Wakaliwood budgets are notorious tiny—Nabwana told me his very first feature cost the price of a bag of blood from the butcher and one bottle of beer (to replace one they broke). But for the most recent slate of films: Tebaatusasula: EBOLA, Eaten Alive in Uganda, and Operation Kakongoliro! The Ugandan Expendables, the budgets have gone up considerably. An end of 2015 message at the Wakaliwood & Ramon Film Productions Action-Packed Fanpage read: “Because of the support of our Supa Fans, Wakaliwood’s been able to raise the budget of the films 10x, from $200 to over $2000. PLUS we’ll be producing THREE Supa Movies in 2016, not just the one planned in our Kickstarter.”

At its readers’ request, Vox laid out how WebMD exploits its readers’ worst fears for the sake of pharmaceutical companies.

The site’s popular symptom checker, which allows users to insert basic information about their age, sex, and symptoms, is a hypochondriac’s worst nightmare. A search for bloating in the lower abdomen suggested one could have anything from menstrual cramps to ovarian or colon cancers. A query on back pain spit out this terrifying list of potential possibilities: gas pains, shingles, ovarian cancer, acute kidney failure, and tick bites. No context — just a list of scary diagnoses.

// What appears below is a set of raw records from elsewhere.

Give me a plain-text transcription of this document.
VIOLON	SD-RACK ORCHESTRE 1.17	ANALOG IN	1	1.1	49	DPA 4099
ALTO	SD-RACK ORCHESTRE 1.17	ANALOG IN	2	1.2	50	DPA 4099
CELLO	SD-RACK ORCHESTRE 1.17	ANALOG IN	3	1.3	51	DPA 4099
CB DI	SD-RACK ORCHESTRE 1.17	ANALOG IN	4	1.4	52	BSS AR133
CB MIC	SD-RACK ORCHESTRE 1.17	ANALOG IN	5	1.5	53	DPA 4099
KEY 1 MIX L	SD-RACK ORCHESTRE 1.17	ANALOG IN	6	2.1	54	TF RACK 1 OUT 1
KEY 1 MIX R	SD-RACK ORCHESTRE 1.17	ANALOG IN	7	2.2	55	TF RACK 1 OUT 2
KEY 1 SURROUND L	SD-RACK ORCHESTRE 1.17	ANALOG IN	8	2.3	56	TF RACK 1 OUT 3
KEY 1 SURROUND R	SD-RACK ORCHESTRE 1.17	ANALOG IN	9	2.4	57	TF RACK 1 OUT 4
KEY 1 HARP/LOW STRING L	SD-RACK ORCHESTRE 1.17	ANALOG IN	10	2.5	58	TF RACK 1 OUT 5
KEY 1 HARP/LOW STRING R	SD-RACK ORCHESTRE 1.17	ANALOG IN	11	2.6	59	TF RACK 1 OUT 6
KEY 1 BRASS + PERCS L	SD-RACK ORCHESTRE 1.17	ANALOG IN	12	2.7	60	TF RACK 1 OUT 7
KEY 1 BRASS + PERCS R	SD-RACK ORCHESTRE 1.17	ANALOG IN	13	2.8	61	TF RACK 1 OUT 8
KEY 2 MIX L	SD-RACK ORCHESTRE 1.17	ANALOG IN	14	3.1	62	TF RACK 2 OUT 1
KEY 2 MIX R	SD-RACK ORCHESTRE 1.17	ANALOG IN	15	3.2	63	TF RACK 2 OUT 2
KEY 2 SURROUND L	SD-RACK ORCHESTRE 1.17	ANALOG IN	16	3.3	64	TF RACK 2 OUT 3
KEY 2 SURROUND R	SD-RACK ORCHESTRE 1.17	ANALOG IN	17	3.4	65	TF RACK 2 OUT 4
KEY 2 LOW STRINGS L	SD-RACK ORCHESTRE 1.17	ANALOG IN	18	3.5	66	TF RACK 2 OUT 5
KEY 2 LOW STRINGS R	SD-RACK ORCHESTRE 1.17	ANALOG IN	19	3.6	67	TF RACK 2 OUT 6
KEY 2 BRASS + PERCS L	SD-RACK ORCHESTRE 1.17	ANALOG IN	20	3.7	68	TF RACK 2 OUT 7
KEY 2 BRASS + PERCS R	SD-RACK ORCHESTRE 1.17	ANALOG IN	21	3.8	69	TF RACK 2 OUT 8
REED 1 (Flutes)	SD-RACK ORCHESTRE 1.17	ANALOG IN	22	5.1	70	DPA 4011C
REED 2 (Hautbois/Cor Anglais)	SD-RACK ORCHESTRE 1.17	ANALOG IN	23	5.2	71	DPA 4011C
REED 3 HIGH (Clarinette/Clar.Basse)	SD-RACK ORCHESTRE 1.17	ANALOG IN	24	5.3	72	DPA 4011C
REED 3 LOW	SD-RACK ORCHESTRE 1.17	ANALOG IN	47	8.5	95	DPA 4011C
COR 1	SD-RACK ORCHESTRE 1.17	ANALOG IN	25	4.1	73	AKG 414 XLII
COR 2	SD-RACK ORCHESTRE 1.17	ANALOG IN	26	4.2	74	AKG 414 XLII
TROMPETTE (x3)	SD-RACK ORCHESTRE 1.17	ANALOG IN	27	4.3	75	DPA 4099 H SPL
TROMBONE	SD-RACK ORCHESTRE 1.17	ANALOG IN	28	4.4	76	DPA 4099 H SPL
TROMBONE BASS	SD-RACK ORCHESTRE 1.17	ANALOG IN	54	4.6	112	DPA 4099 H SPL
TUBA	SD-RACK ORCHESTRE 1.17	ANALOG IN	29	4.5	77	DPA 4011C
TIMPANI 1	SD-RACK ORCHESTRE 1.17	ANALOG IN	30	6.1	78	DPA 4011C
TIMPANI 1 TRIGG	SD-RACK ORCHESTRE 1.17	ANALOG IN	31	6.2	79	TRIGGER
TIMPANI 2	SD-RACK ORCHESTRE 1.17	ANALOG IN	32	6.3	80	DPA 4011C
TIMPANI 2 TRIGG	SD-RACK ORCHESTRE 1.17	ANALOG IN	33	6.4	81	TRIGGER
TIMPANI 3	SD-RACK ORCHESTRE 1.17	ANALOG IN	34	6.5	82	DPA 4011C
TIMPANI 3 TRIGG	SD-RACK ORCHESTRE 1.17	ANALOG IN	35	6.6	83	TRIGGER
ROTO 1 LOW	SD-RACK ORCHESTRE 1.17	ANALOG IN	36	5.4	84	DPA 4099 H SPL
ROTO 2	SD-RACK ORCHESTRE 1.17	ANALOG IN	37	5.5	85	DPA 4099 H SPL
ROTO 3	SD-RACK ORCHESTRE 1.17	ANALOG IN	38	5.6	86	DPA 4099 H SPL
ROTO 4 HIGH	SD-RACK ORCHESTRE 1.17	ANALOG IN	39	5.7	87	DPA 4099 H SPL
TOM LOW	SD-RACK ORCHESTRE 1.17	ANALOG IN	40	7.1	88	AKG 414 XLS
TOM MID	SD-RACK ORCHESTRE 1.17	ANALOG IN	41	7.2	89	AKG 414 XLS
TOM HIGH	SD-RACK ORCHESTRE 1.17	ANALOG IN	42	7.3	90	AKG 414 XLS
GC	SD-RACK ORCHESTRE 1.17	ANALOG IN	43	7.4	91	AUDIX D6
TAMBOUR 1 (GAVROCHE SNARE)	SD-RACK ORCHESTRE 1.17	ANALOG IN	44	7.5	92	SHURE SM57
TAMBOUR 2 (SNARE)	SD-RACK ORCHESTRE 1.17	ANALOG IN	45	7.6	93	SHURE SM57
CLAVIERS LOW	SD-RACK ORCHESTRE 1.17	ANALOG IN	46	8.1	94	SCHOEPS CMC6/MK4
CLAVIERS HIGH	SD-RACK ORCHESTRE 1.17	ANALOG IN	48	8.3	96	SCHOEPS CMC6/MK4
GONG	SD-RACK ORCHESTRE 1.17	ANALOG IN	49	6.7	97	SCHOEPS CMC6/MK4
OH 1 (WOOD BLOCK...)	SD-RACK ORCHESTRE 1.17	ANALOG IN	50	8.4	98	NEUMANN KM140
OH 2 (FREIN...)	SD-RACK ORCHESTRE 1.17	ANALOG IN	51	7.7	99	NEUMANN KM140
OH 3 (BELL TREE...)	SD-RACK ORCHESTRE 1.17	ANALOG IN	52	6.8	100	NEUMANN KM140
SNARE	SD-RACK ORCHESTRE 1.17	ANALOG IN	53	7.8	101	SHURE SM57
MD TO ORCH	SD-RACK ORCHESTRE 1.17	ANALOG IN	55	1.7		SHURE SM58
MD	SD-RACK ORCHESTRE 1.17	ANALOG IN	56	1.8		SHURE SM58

Versions, Kill Screen’s new virtual reality spin-off site, looked at Harmonix Music VR, a virtual reality visualizer made by the makers of the video game series Rock Band.

If you make the admittedly enormous leap, though, that VR will create within the user a sense of “presence,” Music VR’s possibilities are the techno-utopian hippie ideals realized. I’ve had glorious experiences listening to music with enormous crowds of people on handfuls of questionable drugs, and, while I would not recommend that exact process to anyone, Music VR promises a means of democratizing it.

The Atlantic‘s David Sims considers how binge-watching has led to a wave of “prestige dramas,” such as Hulu’s new cult-centric show The Path, which take a full season to do what truly great shows do in an episode or two.

There’s a strange loyalty demanded by a show like BoJack [Horseman] (which is outright bad for its first few episodes before gathering steam) or The Path. Sure, nothing much happens for the first six or seven hours, but the viewer has to be trusting enough to know that their patience will be rewarded. “Netflix’s chief content officer, Ted Sarandos, has said he considers the first season of a series, not the first episode, to be the ‘pilot,’” Poniewozik noted. It’s an insidiously clever approach: You need a whole season to decide whether or not you like a show, and by the time you’ve watched all that, you’re in too deep to turn back.